One good friend answered that she couldn't leave because she had just remodeled her kitchen. Oh that explains why there were so many Germans in Berlin in 1945, they had just remodeled their kitchens.
When the bombs dropped on Germany they did not discern between the good and bad Germans. The bombs were karma to all Germans good and bad. The bad karma Bush is reaping on America is 100 times worse than what Hitler did for Germany.
- - When Hitler bombed Guernica, Spain it changed the face of war and bombing civilians was suddenly the norm. When Bush bombed Fallujah it became the norm to bomb civilians with chemical weapons of mass destruction (white phosphorous bombs). The rest of the world knows this, but most Americans do not. The danger we face and the solution is in the separation between fiction and truth. Close this gap and perhaps public opinion will change to end this madness once and for all. The latest PEW poll shows how 47% of Americans favor using military action to strop Iran's nuclear weapons program.

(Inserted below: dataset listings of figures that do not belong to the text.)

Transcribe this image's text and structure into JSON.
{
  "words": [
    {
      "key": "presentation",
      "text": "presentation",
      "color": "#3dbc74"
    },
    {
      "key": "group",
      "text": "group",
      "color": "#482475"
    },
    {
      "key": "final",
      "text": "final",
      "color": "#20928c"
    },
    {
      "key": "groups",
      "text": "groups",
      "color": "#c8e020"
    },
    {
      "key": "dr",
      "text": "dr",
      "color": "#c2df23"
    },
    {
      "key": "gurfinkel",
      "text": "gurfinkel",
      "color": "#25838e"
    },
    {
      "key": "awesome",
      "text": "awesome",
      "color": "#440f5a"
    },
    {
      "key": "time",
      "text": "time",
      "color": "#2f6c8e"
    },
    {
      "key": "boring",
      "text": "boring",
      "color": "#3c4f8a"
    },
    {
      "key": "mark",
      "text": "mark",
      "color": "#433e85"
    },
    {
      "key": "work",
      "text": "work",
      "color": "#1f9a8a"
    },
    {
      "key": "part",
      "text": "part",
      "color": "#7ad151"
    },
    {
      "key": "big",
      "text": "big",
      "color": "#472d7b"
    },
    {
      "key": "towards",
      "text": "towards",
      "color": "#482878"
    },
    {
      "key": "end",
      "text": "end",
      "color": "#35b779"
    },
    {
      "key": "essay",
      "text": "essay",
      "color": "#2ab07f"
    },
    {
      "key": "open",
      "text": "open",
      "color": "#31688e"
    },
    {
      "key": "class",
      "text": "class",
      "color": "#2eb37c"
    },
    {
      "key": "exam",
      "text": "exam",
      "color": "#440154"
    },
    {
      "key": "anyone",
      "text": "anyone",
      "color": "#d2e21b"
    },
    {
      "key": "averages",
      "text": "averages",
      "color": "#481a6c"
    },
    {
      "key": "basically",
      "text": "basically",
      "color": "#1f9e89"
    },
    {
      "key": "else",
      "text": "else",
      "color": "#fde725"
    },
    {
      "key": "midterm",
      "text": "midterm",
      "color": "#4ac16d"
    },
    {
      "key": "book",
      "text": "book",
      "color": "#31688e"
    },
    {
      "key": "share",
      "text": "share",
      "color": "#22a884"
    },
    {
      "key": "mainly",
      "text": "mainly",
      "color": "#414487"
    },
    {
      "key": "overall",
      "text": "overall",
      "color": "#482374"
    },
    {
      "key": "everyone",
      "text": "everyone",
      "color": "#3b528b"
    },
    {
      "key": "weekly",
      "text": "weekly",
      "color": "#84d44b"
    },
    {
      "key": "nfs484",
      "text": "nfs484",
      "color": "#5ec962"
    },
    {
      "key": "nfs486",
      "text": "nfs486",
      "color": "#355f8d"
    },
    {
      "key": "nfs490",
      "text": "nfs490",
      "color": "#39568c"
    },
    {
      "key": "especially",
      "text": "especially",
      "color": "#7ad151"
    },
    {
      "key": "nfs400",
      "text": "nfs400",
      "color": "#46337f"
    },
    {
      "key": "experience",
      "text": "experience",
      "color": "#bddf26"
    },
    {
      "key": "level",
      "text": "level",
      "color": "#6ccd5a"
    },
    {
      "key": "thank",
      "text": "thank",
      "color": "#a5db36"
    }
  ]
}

Iran doesn't even have one.
I have three triggers when I will throw in the towel and say this drama is too far gone to change from the inside out: the national ID card with RFID tags, mandatory vaccinations and quarantines for a disease, and nuclear war.
So I ask if you have any triggers and what your response would be.
The time to make a stand on the street corner is coming around again. Demonstrating in the streets is for some an exercise in futility, but for most it is the building of a movement that will save the world if it is successful, one honk, one thumbs up at a time. For the sake of our sons and daughters failure is not an option.
Change of the magnitude that it will take to discharge Bush before the Bush Doctrine discharges the world will take the people participating in massive civil disobedience on the order we saw in Bolivia, Ecuador, Ukraine, Peru, Indonesia, Argentina, Venezuela and so forth. These are current, valuable illustrations of how people take control of their country.
Does America have the stomach and the courage to risk their material possessions to save the world? One can only hope.